13 responses to “WP Engine Acquires Array Themes”

  1. TL;DR = WP Engine is the new GoDaddy.

    Any services who get acquired by these corps seem to perform mental gymnastics to explain/justify the acquisition…

    At least all the “bloat” in WP’s ecosystem is being consolidated.

    It will be interesting to watch Automattic’s relationship with WP Engine as the future unfolds…

  2. Personally I find this dissapointing.

    Array Themes produce the best looking and best engineered themes on the market. I use them as the basis for most of sites. When I need to create a child theme I usually create one based on a theme from the Array collection.

    With the team subsumed by Studiopress there will be no new themes from Array.

    Array have offered there lifetime customers access to Studiopress themes.

    However, I personally find this unsatisfactory. Studiopress themes all use the Genesis framework as their base. And I simply don’t like working with Genesis. Their developer documentation is sparse and inadequate. And having to create functions for simple things that would otherwise just require template overrides is a pointless time-sink. Once a project gets to a certain level of complexity Genesis themes simply aren’t a practical choice.

    I’ve been hoping for a new theme shop or two that produces themes as beautifully designed and built as Array Themes. Guess I’ll keep hoping.

    • Hey Bob,

      Thanks for the kind words about the Array collection. You’re free to continue using your Array themes for starting new projects. Although we won’t be releasing any new themes under the Array brand, we will be providing bug fixes as needed via support.

      There is a lot of change happening right now in the WordPress ecosystem, and the same is true with Genesis and StudioPress.
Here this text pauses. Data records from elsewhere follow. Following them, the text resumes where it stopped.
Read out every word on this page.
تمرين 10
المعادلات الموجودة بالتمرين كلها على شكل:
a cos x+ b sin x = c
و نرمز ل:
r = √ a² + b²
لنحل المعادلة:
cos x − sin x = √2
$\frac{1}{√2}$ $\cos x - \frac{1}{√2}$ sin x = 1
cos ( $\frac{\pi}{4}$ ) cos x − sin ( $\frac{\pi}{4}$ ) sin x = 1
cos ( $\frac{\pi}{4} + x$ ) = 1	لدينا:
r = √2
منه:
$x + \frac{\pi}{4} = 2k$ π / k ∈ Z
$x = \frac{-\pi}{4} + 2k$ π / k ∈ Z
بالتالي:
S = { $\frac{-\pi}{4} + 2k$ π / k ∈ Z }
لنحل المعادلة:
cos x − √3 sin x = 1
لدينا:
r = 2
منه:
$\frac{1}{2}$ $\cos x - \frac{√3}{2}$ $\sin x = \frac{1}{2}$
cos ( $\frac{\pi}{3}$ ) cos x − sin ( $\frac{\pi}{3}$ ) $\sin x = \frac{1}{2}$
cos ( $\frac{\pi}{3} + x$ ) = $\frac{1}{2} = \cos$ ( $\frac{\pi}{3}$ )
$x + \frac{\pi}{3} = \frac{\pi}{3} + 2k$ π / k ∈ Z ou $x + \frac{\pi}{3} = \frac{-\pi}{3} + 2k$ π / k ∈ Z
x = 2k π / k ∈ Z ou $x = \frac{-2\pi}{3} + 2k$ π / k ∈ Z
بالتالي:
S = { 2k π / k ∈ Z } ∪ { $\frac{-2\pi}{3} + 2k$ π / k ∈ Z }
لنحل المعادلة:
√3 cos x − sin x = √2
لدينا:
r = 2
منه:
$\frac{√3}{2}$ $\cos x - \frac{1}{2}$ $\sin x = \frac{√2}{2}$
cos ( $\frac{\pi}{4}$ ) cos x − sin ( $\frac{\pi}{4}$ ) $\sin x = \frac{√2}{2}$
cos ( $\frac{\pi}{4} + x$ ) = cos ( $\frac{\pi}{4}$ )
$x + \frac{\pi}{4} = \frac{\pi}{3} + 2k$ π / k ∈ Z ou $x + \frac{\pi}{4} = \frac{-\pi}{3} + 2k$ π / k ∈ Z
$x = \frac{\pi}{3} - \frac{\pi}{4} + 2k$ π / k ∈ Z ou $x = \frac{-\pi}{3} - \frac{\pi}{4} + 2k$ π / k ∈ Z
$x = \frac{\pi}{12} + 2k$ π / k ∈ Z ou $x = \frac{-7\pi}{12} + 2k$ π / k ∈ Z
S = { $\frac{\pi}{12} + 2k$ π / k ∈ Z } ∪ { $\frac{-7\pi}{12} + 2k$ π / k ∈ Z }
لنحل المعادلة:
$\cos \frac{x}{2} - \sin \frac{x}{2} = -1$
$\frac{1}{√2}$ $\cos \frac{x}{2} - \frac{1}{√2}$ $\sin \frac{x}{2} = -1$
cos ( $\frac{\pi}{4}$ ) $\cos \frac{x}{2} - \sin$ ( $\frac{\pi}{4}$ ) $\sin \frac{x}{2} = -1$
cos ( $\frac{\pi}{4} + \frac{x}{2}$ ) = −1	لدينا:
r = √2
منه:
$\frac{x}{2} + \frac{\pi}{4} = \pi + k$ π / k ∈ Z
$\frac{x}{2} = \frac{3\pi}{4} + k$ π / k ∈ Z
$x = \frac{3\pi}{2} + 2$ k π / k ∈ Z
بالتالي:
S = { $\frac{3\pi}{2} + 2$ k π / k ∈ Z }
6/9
We’re taking the feedback we’re collecting from developers and users (we just had a huge user survey) and we’re using that to both refine existing parts of Genesis (including documentation) as well as using it to shape the future of theming with Genesis and StudioPress themes.

      Hopefully the need for template overrides becomes less critical as this new era of blocks is introduced. Personally, I think WordPress is moving in a direction where that is true. That puts the power of site-building in your hands, right inside the editor.

      Although the Array theme collection is going away, the ethos with which I built that theme collection isn’t going anywhere. I know my teammates at WP Engine and StudioPress share that vision, which is why I joined them in the first place. Stay tuned, I think your previous experiences will be challenged in a very positive way.

  3. We love Array Theme! Since the Array Themes are being sunset and are not going to be converted to the Genesis Framework, we wish Michael and John all the luck in improving the quality of the StudioPress themes.

    Array Themes has been Quality over Quantity while we perceive StudioPress as Quantity over Quality.

    Generally, mergers don’t go well but we are optimistic Michael and John will be impactive in turning out better StudioPress products.

    These days the Drupal websites seem to be so much better than WordPress so we are asking WP Engine to up their design game considerably!

  4. Can’t say this enough: if you build custom stuff, start from your own custom theme rather then complain if the next theme company is being acquired. It’s THE best advice i’ve ever toke on after the same thing happened to me as an early adopter for WooThemes.